My Precious Self


The other day I was told that I walked like Gollum. My reaction was confusion partnered with the reply, “oh…neat.” It was just a harmless observation and comment, but ever since then, I’ve been doing a lot of thinking. Do I really walk like Gollum? Even though he’s not a physically attractive comparison, he does have a lot of passion behind his “walk.” He knows what he wants. And minus his intense psychotic nature, some may see his movement as sultry…..seductive. That’s a compliment, right? Intense, but also passionate and a little mysterious. What more could a woman want in her walk? I mean, I’d rather walk like Gollum than say, Serena Vanderwoodsen. She has style, sure, and she successfully and confidently walks in a pair of heels, but she has a bit more of a pompous bounce in her step than I’d prefer. And what is driving that purposeful walk? Usually she’s walking towards a life ruining scheme that I want no part of. Sorry S, you can keep your walk to yourself. A person that pops into my head as someone with a walk I’d like to emulate is Jenna Rink as the 13 year old 30 year old version of herself. She was spunky, positive, and had a different sort of bounce than Serena Vanderwoodsen. It was a positive, happy-to-be-exactly-who-she-is bounce rather than a full-of-herself bounce. Her purpose is far more positive and beneficial to all. If someone came up to me and said, “Hey, you walk like Jenna Rink!” I’d probably blush a little and say, “Gee, thanks,” and then make sure that person walked away feeling good about themselves as well. 
Think I put too much thought into the Gollum comment? Wrong. I took it much further and have started to describe myself in fictional characters. Here’s what I’ve come up with:

I’m socially intense and passionate on the same level as Sue Heck. I haven’t tried and failed as many times as she has, but I think we strive for similar things. The same is true for me and Leslie Knope in terms of our intensity. The way she feels about her friends and the town of Pawnee is how I feel about my friends, my dog, and plants.
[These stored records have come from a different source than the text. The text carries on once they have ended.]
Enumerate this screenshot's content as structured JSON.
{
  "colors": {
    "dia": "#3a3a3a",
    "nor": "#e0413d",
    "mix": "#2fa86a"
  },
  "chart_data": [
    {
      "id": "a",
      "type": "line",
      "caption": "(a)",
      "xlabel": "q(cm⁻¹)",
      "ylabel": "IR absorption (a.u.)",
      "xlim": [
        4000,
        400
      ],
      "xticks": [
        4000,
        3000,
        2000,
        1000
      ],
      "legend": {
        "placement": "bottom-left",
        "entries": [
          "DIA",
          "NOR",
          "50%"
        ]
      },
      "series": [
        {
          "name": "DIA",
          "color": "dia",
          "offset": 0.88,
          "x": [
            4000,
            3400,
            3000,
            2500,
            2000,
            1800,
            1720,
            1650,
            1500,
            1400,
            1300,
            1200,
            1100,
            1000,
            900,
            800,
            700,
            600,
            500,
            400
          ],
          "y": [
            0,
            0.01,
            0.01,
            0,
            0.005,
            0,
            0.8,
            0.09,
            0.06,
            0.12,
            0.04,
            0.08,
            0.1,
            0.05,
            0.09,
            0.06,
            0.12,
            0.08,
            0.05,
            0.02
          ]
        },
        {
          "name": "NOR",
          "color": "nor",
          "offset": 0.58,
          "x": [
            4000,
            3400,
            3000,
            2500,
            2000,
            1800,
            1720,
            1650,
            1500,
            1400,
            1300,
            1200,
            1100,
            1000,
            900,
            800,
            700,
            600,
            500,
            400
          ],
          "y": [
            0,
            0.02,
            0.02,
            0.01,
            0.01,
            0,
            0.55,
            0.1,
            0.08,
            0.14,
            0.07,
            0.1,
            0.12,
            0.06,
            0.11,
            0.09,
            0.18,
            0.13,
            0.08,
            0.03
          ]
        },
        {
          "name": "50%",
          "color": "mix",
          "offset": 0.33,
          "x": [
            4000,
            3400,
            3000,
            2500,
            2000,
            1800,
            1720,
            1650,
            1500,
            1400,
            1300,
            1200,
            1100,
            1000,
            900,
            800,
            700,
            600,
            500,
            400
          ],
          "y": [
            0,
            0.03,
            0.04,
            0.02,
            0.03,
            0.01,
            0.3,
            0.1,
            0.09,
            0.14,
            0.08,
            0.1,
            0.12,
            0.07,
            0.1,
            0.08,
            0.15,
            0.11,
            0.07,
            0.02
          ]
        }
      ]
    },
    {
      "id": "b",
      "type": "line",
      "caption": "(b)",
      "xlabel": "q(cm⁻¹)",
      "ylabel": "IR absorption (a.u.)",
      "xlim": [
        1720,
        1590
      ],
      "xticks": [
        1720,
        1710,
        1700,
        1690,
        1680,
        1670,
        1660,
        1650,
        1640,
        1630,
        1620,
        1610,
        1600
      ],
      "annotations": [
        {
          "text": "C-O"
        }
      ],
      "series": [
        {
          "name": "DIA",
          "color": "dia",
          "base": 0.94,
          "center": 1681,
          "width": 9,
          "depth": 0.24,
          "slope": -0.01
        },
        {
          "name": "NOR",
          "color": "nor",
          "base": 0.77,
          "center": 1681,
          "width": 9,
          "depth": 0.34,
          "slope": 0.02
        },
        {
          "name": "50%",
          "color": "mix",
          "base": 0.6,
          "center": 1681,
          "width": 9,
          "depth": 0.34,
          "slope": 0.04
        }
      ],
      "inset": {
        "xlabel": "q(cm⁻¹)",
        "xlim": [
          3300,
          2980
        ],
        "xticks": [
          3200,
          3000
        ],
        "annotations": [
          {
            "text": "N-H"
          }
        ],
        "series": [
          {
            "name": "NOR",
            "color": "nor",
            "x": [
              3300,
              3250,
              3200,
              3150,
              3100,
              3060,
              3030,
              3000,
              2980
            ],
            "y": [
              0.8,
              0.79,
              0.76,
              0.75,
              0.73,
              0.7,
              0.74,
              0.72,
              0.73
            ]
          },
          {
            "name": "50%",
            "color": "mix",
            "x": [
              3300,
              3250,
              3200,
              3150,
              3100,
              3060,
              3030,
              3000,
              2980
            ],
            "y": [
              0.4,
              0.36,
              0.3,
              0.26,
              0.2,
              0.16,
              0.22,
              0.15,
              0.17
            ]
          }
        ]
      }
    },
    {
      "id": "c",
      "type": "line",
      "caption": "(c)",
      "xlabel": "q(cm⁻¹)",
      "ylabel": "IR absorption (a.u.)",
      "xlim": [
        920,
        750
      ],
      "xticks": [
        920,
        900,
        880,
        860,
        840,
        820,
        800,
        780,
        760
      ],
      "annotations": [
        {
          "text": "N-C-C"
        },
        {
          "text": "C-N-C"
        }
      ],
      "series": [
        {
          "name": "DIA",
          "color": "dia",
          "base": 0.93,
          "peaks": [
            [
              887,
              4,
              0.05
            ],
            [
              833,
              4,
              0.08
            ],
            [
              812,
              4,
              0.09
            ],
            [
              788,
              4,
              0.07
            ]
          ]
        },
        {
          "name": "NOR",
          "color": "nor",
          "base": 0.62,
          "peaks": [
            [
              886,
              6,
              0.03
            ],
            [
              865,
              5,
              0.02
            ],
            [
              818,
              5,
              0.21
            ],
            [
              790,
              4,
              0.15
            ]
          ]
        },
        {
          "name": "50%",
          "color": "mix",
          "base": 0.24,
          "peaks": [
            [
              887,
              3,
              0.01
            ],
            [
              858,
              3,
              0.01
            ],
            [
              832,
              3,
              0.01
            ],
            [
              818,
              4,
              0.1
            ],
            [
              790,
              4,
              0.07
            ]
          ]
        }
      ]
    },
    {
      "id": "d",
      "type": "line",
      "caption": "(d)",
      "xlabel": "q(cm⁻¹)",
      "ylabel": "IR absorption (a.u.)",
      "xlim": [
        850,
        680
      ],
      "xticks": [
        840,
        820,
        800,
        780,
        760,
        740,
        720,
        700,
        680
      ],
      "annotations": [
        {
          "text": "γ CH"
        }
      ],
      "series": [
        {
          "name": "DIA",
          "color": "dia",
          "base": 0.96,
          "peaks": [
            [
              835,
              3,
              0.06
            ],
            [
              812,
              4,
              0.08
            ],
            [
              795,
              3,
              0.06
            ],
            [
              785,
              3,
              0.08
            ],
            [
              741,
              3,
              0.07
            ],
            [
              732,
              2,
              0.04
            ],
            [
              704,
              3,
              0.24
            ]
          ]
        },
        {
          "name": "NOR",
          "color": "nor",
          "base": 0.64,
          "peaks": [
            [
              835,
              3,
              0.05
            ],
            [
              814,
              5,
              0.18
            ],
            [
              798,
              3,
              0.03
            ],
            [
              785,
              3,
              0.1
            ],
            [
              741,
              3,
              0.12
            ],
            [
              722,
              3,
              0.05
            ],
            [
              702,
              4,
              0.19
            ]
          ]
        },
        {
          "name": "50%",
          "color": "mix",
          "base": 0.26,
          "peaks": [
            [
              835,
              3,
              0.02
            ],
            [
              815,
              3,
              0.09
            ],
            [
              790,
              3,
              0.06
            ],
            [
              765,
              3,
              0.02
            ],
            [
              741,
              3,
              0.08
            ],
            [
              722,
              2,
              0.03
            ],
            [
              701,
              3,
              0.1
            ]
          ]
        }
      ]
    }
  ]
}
My inner-self is a spitting image of Giselle from Enchanted. In my mind, life is a musical where true love prevails and everyone dances and sings and loves one another. Hurtful and evil people are weak and are conquered by all things good. My awkward level is harder for me to pinpoint… but I think it’s similar to Ross Geller and Ben Wyatt. I see it as an endearing sort of awkward, not the kind that makes people uncomfotable. Emotionally, I am most parts Sadness from Inside Out. She’s sensitive, sympathetic, and compassionate. And she’s blue which kind of coincides with being pale….right?

Now try to picture it… a smiling, self conscious, dancing, sultry-esque walking human awkwardly spreading intense love and positivity through poorly written original songs to everyone around her. If an image of me didn’t pop into your head, you’re wrong. This is me. Who are you?